Empezar a hablar con nuestros hijos acerca del amor es algo que podemos hacer desde muy temprana edad. Y es el que amor se manifiesta en la familia desde el momento en el que nuestros hijos llegan a formar parte de ella.

Cando los hijos son pequeños, podemos explicarles el amor, comoese sentimiento de afecto y alegría que sentimos al estar juntos padres e hijos, o esa relación incondicional y llena de mimos y risas que tienen con sus abuelos, por ejemplo. Un abrazo, un beso, decir “te quiero” o “te amo”, o cosas pequeñas, como tener un gesto amable o un detalle hacia nuestros seres queridos, son todas formas en las que nuestros hijos pueden demostrar el amor que sienten hacia su familia.
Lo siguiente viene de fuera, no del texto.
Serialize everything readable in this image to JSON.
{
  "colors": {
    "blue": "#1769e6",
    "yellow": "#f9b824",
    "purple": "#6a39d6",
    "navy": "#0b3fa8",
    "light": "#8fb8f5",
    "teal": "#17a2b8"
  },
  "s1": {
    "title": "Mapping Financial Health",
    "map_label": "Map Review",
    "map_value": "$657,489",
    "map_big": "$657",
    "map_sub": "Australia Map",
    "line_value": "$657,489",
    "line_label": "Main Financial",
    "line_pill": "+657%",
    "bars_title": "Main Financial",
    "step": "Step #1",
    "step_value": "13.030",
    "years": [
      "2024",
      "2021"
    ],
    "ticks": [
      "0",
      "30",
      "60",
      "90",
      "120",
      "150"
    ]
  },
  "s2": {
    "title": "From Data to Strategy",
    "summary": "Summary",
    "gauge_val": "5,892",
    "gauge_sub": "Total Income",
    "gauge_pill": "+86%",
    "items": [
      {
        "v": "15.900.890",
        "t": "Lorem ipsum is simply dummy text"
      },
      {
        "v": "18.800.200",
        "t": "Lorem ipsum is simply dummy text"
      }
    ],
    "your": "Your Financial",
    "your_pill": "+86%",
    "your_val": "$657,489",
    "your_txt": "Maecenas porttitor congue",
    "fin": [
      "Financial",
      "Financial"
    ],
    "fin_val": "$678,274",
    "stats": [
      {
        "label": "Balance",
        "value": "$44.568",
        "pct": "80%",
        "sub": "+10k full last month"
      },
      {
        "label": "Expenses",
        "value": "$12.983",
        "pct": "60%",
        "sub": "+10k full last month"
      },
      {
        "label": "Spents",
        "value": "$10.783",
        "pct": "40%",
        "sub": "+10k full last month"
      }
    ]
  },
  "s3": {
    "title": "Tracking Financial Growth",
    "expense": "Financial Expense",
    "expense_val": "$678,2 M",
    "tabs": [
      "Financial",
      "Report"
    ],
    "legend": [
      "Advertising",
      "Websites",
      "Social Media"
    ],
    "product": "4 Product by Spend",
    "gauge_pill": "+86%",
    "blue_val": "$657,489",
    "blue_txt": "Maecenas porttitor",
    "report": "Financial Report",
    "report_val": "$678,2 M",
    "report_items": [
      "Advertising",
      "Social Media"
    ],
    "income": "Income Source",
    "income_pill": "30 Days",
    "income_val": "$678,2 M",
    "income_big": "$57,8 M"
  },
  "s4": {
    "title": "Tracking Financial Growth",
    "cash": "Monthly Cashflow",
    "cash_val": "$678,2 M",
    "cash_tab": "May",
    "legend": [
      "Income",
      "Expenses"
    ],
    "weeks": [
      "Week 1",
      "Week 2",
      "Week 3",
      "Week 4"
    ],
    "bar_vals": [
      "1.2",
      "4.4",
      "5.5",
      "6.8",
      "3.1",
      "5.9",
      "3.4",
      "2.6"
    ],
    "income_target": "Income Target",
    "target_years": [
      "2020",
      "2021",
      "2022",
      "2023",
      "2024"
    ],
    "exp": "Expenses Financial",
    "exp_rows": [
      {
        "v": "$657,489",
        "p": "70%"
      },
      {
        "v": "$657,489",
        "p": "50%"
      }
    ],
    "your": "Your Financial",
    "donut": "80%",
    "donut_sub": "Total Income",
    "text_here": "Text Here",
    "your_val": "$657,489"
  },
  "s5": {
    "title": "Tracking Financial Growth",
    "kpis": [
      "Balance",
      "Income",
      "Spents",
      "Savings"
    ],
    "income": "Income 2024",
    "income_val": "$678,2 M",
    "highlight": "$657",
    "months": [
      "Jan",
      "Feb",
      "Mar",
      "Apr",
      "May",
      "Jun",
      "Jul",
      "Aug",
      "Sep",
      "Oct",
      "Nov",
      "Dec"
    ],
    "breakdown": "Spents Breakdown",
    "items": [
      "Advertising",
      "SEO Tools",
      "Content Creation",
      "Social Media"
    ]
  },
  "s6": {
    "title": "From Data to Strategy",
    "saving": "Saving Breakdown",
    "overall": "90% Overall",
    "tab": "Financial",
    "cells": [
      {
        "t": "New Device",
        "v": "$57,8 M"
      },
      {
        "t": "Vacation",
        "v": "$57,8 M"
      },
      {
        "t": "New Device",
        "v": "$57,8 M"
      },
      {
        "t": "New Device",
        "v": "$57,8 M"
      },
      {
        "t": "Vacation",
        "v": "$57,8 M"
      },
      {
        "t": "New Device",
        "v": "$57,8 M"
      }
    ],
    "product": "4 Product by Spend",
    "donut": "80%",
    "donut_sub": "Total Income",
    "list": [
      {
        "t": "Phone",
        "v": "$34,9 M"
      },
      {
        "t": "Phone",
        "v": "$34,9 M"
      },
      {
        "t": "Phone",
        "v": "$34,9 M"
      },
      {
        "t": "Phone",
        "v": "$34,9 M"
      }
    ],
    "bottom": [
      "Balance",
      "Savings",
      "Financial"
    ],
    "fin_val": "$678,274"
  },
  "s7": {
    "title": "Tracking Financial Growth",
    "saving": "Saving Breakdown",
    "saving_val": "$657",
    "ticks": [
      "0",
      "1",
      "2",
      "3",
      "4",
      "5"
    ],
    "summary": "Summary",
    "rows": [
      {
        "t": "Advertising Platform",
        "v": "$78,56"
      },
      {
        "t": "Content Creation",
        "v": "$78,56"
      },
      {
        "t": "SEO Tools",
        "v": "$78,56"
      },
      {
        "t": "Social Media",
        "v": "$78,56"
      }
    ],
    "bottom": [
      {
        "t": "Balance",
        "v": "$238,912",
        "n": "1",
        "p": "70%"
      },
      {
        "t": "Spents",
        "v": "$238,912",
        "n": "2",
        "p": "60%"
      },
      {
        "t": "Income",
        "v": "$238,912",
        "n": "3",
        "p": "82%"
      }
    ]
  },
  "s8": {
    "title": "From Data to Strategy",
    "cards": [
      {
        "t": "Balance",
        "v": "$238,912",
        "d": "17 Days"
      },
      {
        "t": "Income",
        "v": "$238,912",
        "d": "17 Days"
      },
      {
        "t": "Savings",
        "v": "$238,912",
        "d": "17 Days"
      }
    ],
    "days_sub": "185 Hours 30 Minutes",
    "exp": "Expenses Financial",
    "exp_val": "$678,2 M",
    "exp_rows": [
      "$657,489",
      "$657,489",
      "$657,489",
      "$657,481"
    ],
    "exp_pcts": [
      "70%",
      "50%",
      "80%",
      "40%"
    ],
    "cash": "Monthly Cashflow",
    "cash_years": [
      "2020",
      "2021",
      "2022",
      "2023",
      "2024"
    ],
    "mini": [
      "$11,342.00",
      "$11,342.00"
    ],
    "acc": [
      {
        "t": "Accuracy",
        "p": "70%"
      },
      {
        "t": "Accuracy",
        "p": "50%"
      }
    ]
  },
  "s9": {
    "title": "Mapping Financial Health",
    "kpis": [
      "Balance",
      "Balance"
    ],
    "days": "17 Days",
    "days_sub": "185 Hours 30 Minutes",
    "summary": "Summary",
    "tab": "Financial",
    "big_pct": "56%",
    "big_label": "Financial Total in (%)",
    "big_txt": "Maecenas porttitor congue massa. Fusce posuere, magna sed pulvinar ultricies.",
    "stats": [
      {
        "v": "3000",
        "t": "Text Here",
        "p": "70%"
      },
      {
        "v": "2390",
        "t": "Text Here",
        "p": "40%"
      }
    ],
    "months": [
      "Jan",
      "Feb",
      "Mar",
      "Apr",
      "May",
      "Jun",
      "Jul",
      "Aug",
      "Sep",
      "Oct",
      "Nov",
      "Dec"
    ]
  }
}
El amor empieza sabiendo amarse a uno mismo

Una parte sumamente importante al momento de hablar con nuestros hijos sobre este sentimiento, es el hacerlo también, enfocándonos en la sana autoestima. No se puede amar a los demás si no sabemos amarnos a nosotros mismos. De hecho, el gran mandamiento de la vida “ama a los demás como a ti mismo” tiene una sabiduría infinita en su contenido.

La sana autoestima, es algo que se debe cultivar desde pequeños. Al reforzar su autoestima, nuestros hijos se sentirán más seguros y capaces de hacer lo que se propongan, convirtiéndose así, en adultos optimistas, sociables y felices. Los hijos, con el tiempo deben convertirse en adultos preparados para las adversidades que puedan presentarse en sus vidas.

El amor hacia los demás

Además de enseñarles acerca del amor propio, que les ayudará a cuidarse a ellos mismos y ver sus cualidades positivas, también debemos educar a nuestros hijos en el amor hacia otras personas: sus hermanos, sus familiares, sus amigos y compañeros del cole.

A través del amor hacia los demás, podremos enseñarles a ser personas amables, empáticas y respetuosas con los demás, mostrándoles que la felicidad también se consigue a través de la bondad y del hacer el bien a otras personas. Estos valores son la mejor base para una sana educación sexual durante la adolescencia.

Recordemos que gran parte de la enseñanza de vida que podemos dar a nuestros hijos, lo hacemos a través del ejemplo. Ellos nos ven y nos escuchan siempre, por lo tanto es importante que nosotros también trabajemos constantemente en nuestro amor propio y en el amor hacia los demás.

Cuando establecemos la felicidad y el amor como la base de la preparamos mejor a nuestros hijos para su futuro: un niño amado es un niño feliz, y ese niño feliz, crecerá para ser un adulto seguro y optimista, capaz de tener relaciones positivas de amistad y de pareja.